The other day I found myself in an antique/junk store staring at a huge old iron kettle, and I wondered out loud how many one could feed using that for soup. A man next to me, who looked to be in his 70s, said: that’s not for soup; that’s for rendering hog fat!
He went on: when he was a kid in West Texas, they would slaughter the hog, put the fat in an iron kettle and boil it. It would produce cracklings for cornbread, lard for baking, and the rest would be mixed with lye to make soap. “That stuff would get you clean, I can tell you,” he added.
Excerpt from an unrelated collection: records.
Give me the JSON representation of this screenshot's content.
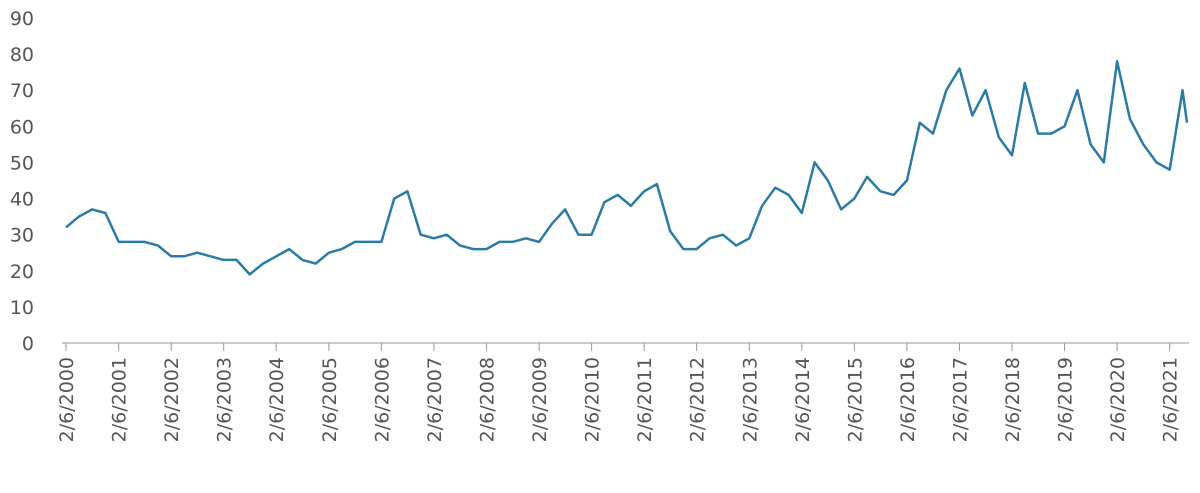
{
  "chart_data": {
    "type": "line",
    "x": [
      "2/6/2000",
      "5/6/2000",
      "8/6/2000",
      "11/6/2000",
      "2/6/2001",
      "5/6/2001",
      "8/6/2001",
      "11/6/2001",
      "2/6/2002",
      "5/6/2002",
      "8/6/2002",
      "11/6/2002",
      "2/6/2003",
      "5/6/2003",
      "8/6/2003",
      "11/6/2003",
      "2/6/2004",
      "5/6/2004",
      "8/6/2004",
      "11/6/2004",
      "2/6/2005",
      "5/6/2005",
      "8/6/2005",
      "11/6/2005",
      "2/6/2006",
      "5/6/2006",
      "8/6/2006",
      "11/6/2006",
      "2/6/2007",
      "5/6/2007",
      "8/6/2007",
      "11/6/2007",
      "2/6/2008",
      "5/6/2008",
      "8/6/2008",
      "11/6/2008",
      "2/6/2009",
      "5/6/2009",
      "8/6/2009",
      "11/6/2009",
      "2/6/2010",
      "5/6/2010",
      "8/6/2010",
      "11/6/2010",
      "2/6/2011",
      "5/6/2011",
      "8/6/2011",
      "11/6/2011",
      "2/6/2012",
      "5/6/2012",
      "8/6/2012",
      "11/6/2012",
      "2/6/2013",
      "5/6/2013",
      "8/6/2013",
      "11/6/2013",
      "2/6/2014",
      "5/6/2014",
      "8/6/2014",
      "11/6/2014",
      "2/6/2015",
      "5/6/2015",
      "8/6/2015",
      "11/6/2015",
      "2/6/2016",
      "5/6/2016",
      "8/6/2016",
      "11/6/2016",
      "2/6/2017",
      "5/6/2017",
      "8/6/2017",
      "11/6/2017",
      "2/6/2018",
      "5/6/2018",
      "8/6/2018",
      "11/6/2018",
      "2/6/2019",
      "5/6/2019",
      "8/6/2019",
      "11/6/2019",
      "2/6/2020",
      "5/6/2020",
      "8/6/2020",
      "11/6/2020",
      "2/6/2021",
      "5/6/2021",
      "6/6/2021"
    ],
    "series": [
      {
        "color": "#2b7ba3",
        "values": [
          32,
          35,
          37,
          36,
          28,
          28,
          28,
          27,
          24,
          24,
          25,
          24,
          23,
          23,
          19,
          22,
          24,
          26,
          23,
          22,
          25,
          26,
          28,
          28,
          28,
          40,
          42,
          30,
          29,
          30,
          27,
          26,
          26,
          28,
          28,
          29,
          28,
          33,
          37,
          30,
          30,
          39,
          41,
          38,
          42,
          44,
          31,
          26,
          26,
          29,
          30,
          27,
          29,
          38,
          43,
          41,
          36,
          50,
          45,
          37,
          40,
          46,
          42,
          41,
          45,
          61,
          58,
          70,
          76,
          63,
          70,
          57,
          52,
          72,
          58,
          58,
          60,
          70,
          55,
          50,
          78,
          62,
          55,
          50,
          48,
          70,
          61
        ]
      }
    ],
    "xlim": [
      "2/6/2000",
      "6/6/2021"
    ],
    "xticks": [
      "2/6/2000",
      "2/6/2001",
      "2/6/2002",
      "2/6/2003",
      "2/6/2004",
      "2/6/2005",
      "2/6/2006",
      "2/6/2007",
      "2/6/2008",
      "2/6/2009",
      "2/6/2010",
      "2/6/2011",
      "2/6/2012",
      "2/6/2013",
      "2/6/2014",
      "2/6/2015",
      "2/6/2016",
      "2/6/2017",
      "2/6/2018",
      "2/6/2019",
      "2/6/2020",
      "2/6/2021"
    ],
    "ylim": [
      0,
      90
    ],
    "yticks": [
      0,
      10,
      20,
      30,
      40,
      50,
      60,
      70,
      80,
      90
    ],
    "grid": false
  }
}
I found myself a bit overwhelmed at the strange reality of standing next to a man, a merely thirty years my senior, who used to make his soap rather than buy it at the grocery store. What an image of how standards of living have changed in such a short period of time—owing entirely to the vibrancy of the market economy in making and delivery products and acting as the mechanism that allows for the wider and wider expansion of the division of labor.
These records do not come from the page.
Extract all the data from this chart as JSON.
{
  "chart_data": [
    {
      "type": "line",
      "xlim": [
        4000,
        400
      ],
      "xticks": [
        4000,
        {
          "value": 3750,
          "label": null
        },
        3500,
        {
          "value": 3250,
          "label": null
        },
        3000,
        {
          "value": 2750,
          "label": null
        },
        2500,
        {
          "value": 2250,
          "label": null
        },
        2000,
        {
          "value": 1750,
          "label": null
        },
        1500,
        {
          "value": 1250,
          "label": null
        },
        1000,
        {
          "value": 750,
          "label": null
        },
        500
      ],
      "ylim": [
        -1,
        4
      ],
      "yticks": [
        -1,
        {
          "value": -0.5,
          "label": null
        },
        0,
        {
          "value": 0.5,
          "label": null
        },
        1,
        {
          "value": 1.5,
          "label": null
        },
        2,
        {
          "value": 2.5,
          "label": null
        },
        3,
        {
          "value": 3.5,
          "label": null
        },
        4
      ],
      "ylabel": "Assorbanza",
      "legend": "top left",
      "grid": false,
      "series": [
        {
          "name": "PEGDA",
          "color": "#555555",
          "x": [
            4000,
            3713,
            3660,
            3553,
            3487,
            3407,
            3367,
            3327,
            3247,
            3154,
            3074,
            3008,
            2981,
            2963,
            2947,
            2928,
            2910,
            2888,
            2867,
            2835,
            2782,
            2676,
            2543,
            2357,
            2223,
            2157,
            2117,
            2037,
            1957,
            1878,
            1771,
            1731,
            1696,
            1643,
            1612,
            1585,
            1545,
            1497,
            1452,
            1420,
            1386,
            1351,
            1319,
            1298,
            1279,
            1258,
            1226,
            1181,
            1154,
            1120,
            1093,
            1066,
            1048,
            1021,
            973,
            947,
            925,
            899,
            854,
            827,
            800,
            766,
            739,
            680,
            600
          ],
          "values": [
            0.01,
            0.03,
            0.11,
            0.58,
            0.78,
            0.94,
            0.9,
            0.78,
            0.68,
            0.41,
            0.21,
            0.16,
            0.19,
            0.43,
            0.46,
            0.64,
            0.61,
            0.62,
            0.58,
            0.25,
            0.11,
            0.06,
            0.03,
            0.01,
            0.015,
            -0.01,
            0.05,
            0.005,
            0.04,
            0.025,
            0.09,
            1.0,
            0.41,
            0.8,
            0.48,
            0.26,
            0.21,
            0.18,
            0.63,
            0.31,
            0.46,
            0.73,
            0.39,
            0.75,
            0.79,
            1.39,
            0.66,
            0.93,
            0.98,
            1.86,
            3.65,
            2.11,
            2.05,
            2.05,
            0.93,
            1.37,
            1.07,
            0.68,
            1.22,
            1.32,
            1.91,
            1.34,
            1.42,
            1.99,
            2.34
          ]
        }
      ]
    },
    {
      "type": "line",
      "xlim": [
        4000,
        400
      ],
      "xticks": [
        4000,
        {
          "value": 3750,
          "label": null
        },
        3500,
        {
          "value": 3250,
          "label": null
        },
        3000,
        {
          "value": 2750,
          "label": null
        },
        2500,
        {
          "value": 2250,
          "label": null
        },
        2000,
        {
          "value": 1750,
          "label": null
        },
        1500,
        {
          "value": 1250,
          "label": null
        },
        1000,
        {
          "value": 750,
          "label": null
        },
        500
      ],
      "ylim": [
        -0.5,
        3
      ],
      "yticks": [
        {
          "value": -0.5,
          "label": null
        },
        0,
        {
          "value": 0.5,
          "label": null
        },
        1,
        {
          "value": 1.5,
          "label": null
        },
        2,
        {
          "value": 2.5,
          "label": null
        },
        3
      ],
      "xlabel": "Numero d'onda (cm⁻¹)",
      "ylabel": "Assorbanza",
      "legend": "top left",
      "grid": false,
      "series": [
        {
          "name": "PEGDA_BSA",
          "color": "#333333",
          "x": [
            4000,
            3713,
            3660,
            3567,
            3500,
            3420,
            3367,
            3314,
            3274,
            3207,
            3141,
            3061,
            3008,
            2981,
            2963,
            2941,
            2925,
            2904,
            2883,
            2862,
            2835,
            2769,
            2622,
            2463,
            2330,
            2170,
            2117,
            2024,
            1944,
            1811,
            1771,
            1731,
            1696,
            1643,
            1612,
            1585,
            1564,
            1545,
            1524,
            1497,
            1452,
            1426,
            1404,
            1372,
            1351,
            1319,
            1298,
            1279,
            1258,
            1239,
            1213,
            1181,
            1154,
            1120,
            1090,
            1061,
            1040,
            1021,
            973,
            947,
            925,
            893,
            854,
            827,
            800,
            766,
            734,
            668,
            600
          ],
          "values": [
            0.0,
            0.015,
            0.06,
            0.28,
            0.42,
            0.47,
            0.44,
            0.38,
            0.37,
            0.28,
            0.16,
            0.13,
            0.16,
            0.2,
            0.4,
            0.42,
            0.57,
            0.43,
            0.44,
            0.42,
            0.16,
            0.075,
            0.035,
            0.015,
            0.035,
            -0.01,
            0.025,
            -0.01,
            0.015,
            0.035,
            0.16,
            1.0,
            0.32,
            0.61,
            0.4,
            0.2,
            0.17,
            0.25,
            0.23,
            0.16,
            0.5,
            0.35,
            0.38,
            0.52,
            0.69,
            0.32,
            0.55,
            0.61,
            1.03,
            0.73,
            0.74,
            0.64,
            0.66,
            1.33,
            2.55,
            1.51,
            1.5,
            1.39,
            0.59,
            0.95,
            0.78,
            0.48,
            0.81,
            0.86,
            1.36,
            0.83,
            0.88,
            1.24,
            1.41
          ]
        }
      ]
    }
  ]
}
I asked him if he would go back to those days, given that moral values were said to be much better then than now, and family and community much tighter. He answered: moral values weren’t any better then than now, and family and communities have always had their ups and downs, but the difference was this: they were desperately poor. There was no romance in that. No one is that poor today. True, his grandkids don’t know the value of the dollar, he added, but he would never wish such poverty on anyone.